The first fixed income instrument that an investor should have is the fixed deposit, which can be used as a contingency or as an emergency fund. This would cover all your monthly expenses, insurance premium et al.
Develop small saving habits: It is often difficult to follow the discipline of long-term planning if one travels, owns fancy gadgets, follows fashion trends, etc. This is why setting aside a portion of the monthly income can work to inculcate discipline around saving.
Follow the 50-20-30 rule: While starting your investment you should follow the 50-20-30 rule. Under this, 50% of income can be set aside for living expenses, 20% for food, entertainment, and travel. The remaining 30% should be kept aside as savings.
Track expenses: Income is viewed as disposable by millennials and used for immediate needs like house rent, groceries, dinner etc. To save and invest properly, they need to record their spending patterns by noting all expenditures over a certain time period. They should also reduce unnecessary expenses.
Set up an emergency fund: You should have contingency fund for emergencies like medical expenses. Even if you do not use the emergency fund for any emergency, it will encourage you to set aside a portion of income that may prove useful in the future.
Start investing through mutual funds: Millenials who haven’t yet invested may lack the necessary knowledge to get started.
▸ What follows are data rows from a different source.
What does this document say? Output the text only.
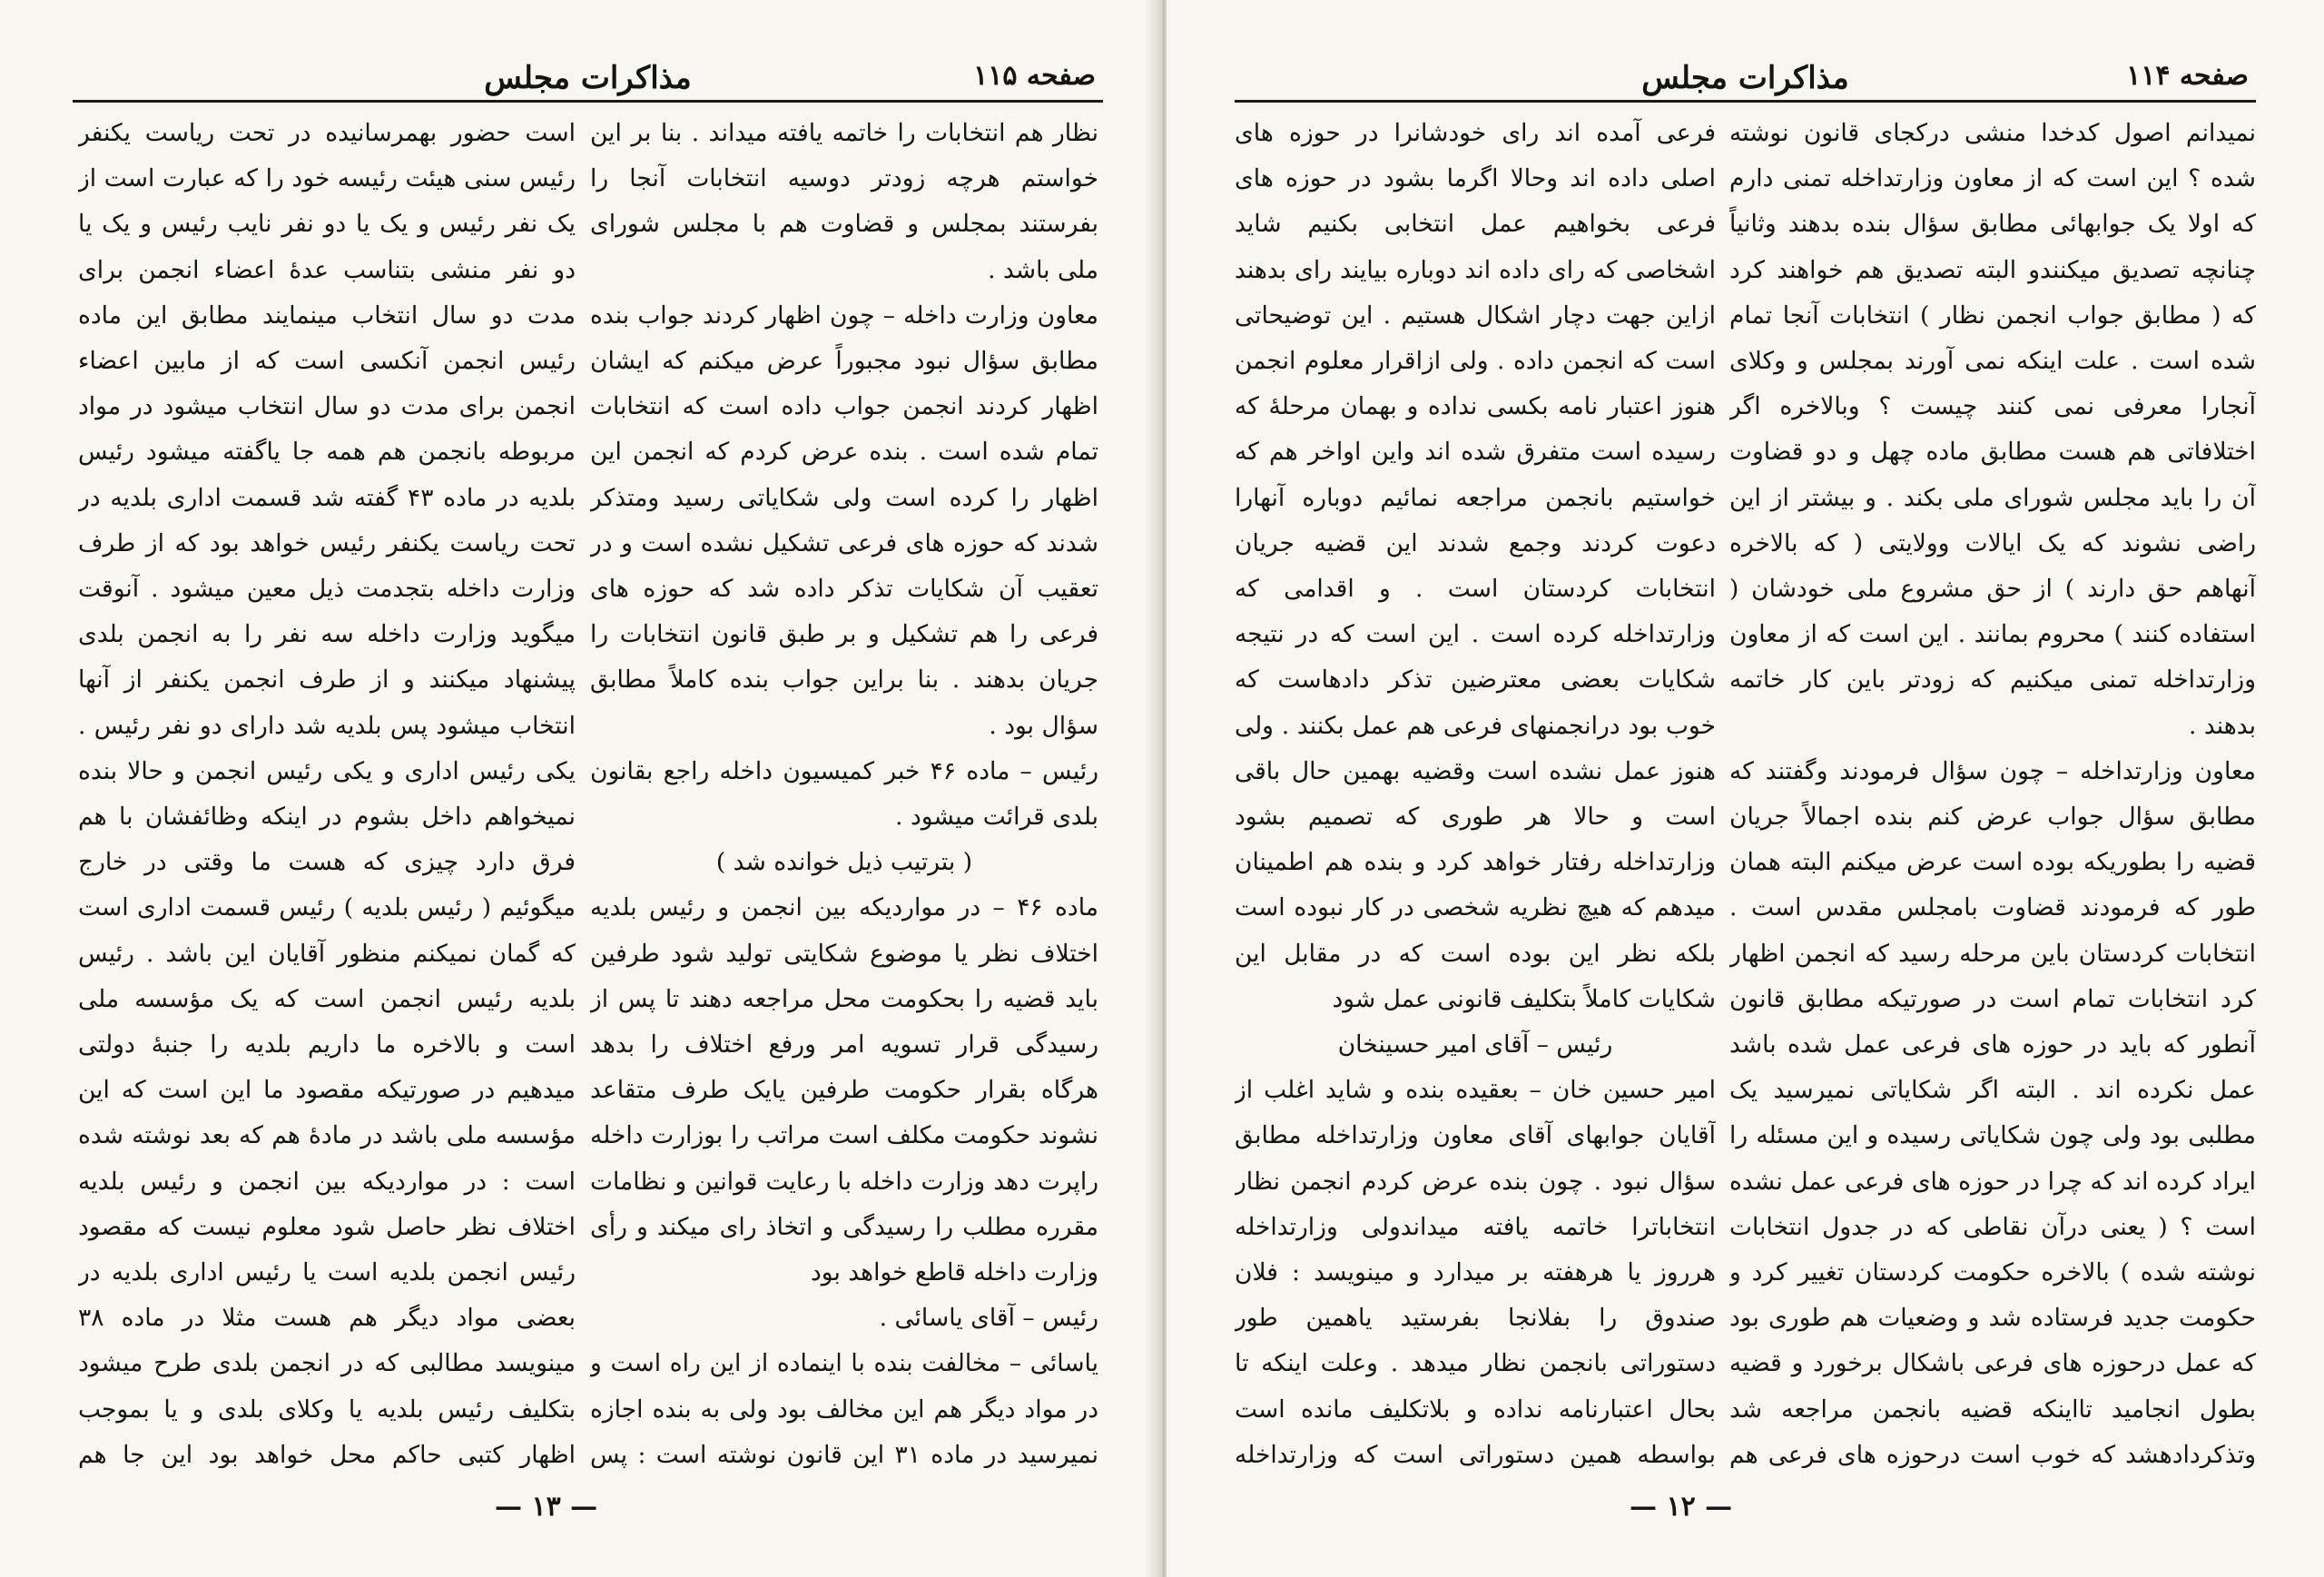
صفحه ۱۱۵
مذاکرات مجلس

نظار هم انتخابات را خاتمه یافته میداند . بنا بر این خواستم هرچه زودتر دوسیه انتخابات آنجا را بفرستند بمجلس و قضاوت هم با مجلس شورای ملی باشد .

معاون وزارت داخله – چون اظهار کردند جواب بنده مطابق سؤال نبود مجبوراً عرض میکنم که ایشان اظهار کردند انجمن جواب داده است که انتخابات تمام شده است . بنده عرض کردم که انجمن این اظهار را کرده است ولی شکایاتی رسید ومتذکر شدند که حوزه های فرعی تشکیل نشده است و در تعقیب آن شکایات تذکر داده شد که حوزه های فرعی را هم تشکیل و بر طبق قانون انتخابات را جریان بدهند . بنا براین جواب بنده کاملاً مطابق سؤال بود .

رئیس – ماده ۴۶ خبر کمیسیون داخله راجع بقانون بلدی قرائت میشود .

( بترتیب ذیل خوانده شد )

ماده ۴۶ – در مواردیکه بین انجمن و رئیس بلدیه اختلاف نظر یا موضوع شکایتی تولید شود طرفین باید قضیه را بحکومت محل مراجعه دهند تا پس از رسیدگی قرار تسویه امر ورفع اختلاف را بدهد هرگاه بقرار حکومت طرفین یایک طرف متقاعد نشوند حکومت مکلف است مراتب را بوزارت داخله راپرت دهد وزارت داخله با رعایت قوانین و نظامات مقرره مطلب را رسیدگی و اتخاذ رای میکند و رأی وزارت داخله قاطع خواهد بود

رئیس – آقای یاسائی .

یاسائی – مخالفت بنده با اینماده از این راه است و در مواد دیگر هم این مخالف بود ولی به بنده اجازه نمیرسید در ماده ۳۱ این قانون نوشته است : پس

است حضور بهمرسانیده در تحت ریاست یکنفر رئیس سنی هیئت رئیسه خود را که عبارت است از یک نفر رئیس و یک یا دو نفر نایب رئیس و یک یا دو نفر منشی بتناسب عدهٔ اعضاء انجمن برای مدت دو سال انتخاب مینمایند مطابق این ماده رئیس انجمن آنکسی است که از مابین اعضاء انجمن برای مدت دو سال انتخاب میشود در مواد مربوطه بانجمن هم همه جا یاگفته میشود رئیس بلدیه در ماده ۴۳ گفته شد قسمت اداری بلدیه در تحت ریاست یکنفر رئیس خواهد بود که از طرف وزارت داخله بتجدمت ذیل معین میشود . آنوقت میگوید وزارت داخله سه نفر را به انجمن بلدی پیشنهاد میکنند و از طرف انجمن یکنفر از آنها انتخاب میشود پس بلدیه شد دارای دو نفر رئیس . یکی رئیس اداری و یکی رئیس انجمن و حالا بنده نمیخواهم داخل بشوم در اینکه وظائفشان با هم فرق دارد چیزی که هست ما وقتی در خارج میگوئیم ( رئیس بلدیه ) رئیس قسمت اداری است که گمان نمیکنم منظور آقایان این باشد . رئیس بلدیه رئیس انجمن است که یک مؤسسه ملی است و بالاخره ما داریم بلدیه را جنبهٔ دولتی میدهیم در صورتیکه مقصود ما این است که این مؤسسه ملی باشد در مادهٔ هم که بعد نوشته شده است : در مواردیکه بین انجمن و رئیس بلدیه اختلاف نظر حاصل شود معلوم نیست که مقصود رئیس انجمن بلدیه است یا رئیس اداری بلدیه در بعضی مواد دیگر هم هست مثلا در ماده ۳۸ مینویسد مطالبی که در انجمن بلدی طرح میشود بتکلیف رئیس بلدیه یا وکلای بلدی و یا بموجب اظهار کتبی حاکم محل خواهد بود این جا هم

— ۱۳ —
صفحه ۱۱۴
مذاکرات مجلس

نمیدانم اصول کدخدا منشی درکجای قانون نوشته شده ؟ این است که از معاون وزارتداخله تمنی دارم که اولا یک جوابهائی مطابق سؤال بنده بدهند وثانیاً چنانچه تصدیق میکنندو البته تصدیق هم خواهند کرد که ( مطابق جواب انجمن نظار ) انتخابات آنجا تمام شده است . علت اینکه نمی آورند بمجلس و وکلای آنجارا معرفی نمی کنند چیست ؟ وبالاخره اگر اختلافاتی هم هست مطابق ماده چهل و دو قضاوت آن را باید مجلس شورای ملی بکند . و بیشتر از این راضی نشوند که یک ایالات وولایتی ( که بالاخره آنهاهم حق دارند ) از حق مشروع ملی خودشان ( استفاده کنند ) محروم بمانند . این است که از معاون وزارتداخله تمنی میکنیم که زودتر باین کار خاتمه بدهند .

معاون وزارتداخله – چون سؤال فرمودند وگفتند که مطابق سؤال جواب عرض کنم بنده اجمالاً جریان قضیه را بطوریکه بوده است عرض میکنم البته همان طور که فرمودند قضاوت بامجلس مقدس است . انتخابات کردستان باین مرحله رسید که انجمن اظهار کرد انتخابات تمام است در صورتیکه مطابق قانون آنطور که باید در حوزه های فرعی عمل شده باشد عمل نکرده اند . البته اگر شکایاتی نمیرسید یک مطلبی بود ولی چون شکایاتی رسیده و این مسئله را ایراد کرده اند که چرا در حوزه های فرعی عمل نشده است ؟ ( یعنی درآن نقاطی که در جدول انتخابات نوشته شده ) بالاخره حکومت کردستان تغییر کرد و حکومت جدید فرستاده شد و وضعیات هم طوری بود که عمل درحوزه های فرعی باشکال برخورد و قضیه بطول انجامید تااینکه قضیه بانجمن مراجعه شد وتذکردادهشد که خوب است درحوزه های فرعی هم

فرعی آمده اند رای خودشانرا در حوزه های اصلی داده اند وحالا اگرما بشود در حوزه های فرعی بخواهیم عمل انتخابی بکنیم شاید اشخاصی که رای داده اند دوباره بیایند رای بدهند ازاین جهت دچار اشکال هستیم . این توضیحاتی است که انجمن داده . ولی ازاقرار معلوم انجمن هنوز اعتبار نامه بکسی نداده و بهمان مرحلهٔ که رسیده است متفرق شده اند واین اواخر هم که خواستیم بانجمن مراجعه نمائیم دوباره آنهارا دعوت کردند وجمع شدند این قضیه جریان انتخابات کردستان است . و اقدامی که وزارتداخله کرده است . این است که در نتیجه شکایات بعضی معترضین تذکر دادهاست که خوب بود درانجمنهای فرعی هم عمل بکنند . ولی هنوز عمل نشده است وقضیه بهمین حال باقی است و حالا هر طوری که تصمیم بشود وزارتداخله رفتار خواهد کرد و بنده هم اطمینان میدهم که هیچ نظریه شخصی در کار نبوده است بلکه نظر این بوده است که در مقابل این شکایات کاملاً بتکلیف قانونی عمل شود

رئیس – آقای امیر حسینخان

امیر حسین خان – بعقیده بنده و شاید اغلب از آقایان جوابهای آقای معاون وزارتداخله مطابق سؤال نبود . چون بنده عرض کردم انجمن نظار انتخاباترا خاتمه یافته میداندولی وزارتداخله هرروز یا هرهفته بر میدارد و مینویسد : فلان صندوق را بفلانجا بفرستید یاهمین طور دستوراتی بانجمن نظار میدهد . وعلت اینکه تا بحال اعتبارنامه نداده و بلاتکلیف مانده است بواسطه همین دستوراتی است که وزارتداخله

— ۱۲ —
By investing through Systematic Investment Plans (SIPs) they can save to achieve long-term goals. Regardless of your income level, 15 to 20% should be invested in mutual funds.
Investing in stocks: Nowadays, stock market knowledge is readily available and accessible to everyone. A portion of total income can be allocated to investments by exploring stock market options. As stock markets constantly fluctuate, understanding how they work can help protect your investment.
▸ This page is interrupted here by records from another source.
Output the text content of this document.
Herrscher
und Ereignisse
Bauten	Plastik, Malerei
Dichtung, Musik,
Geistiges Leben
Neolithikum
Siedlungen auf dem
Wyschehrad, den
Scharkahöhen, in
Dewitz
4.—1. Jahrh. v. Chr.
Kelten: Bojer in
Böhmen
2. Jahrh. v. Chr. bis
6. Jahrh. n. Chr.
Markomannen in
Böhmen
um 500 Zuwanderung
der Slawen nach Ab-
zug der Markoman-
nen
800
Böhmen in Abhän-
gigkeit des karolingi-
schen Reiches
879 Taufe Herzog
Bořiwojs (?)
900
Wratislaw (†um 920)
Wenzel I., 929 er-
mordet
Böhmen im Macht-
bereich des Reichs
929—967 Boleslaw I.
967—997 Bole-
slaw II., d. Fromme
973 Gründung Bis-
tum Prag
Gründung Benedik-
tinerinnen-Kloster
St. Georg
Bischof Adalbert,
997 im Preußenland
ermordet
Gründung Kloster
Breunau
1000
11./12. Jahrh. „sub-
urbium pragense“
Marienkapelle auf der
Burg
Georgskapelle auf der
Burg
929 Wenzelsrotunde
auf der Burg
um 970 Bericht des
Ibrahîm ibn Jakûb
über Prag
Buy insurance: Purchasing insurance is very important today, as it protects you in case of an emergency. To ensure the financial security, millennials must opt for insurance products such as health insurance, life insurance, etc. You can protect your future as well as your family’s future by purchasing insurance.
Avoid paying only minimum credit card dues: Users have a tendency to postpone the total amount due on their credit cards as credit cards allow them to pay the minimum due amount on the due date. However, you should make full credit card payments to save money.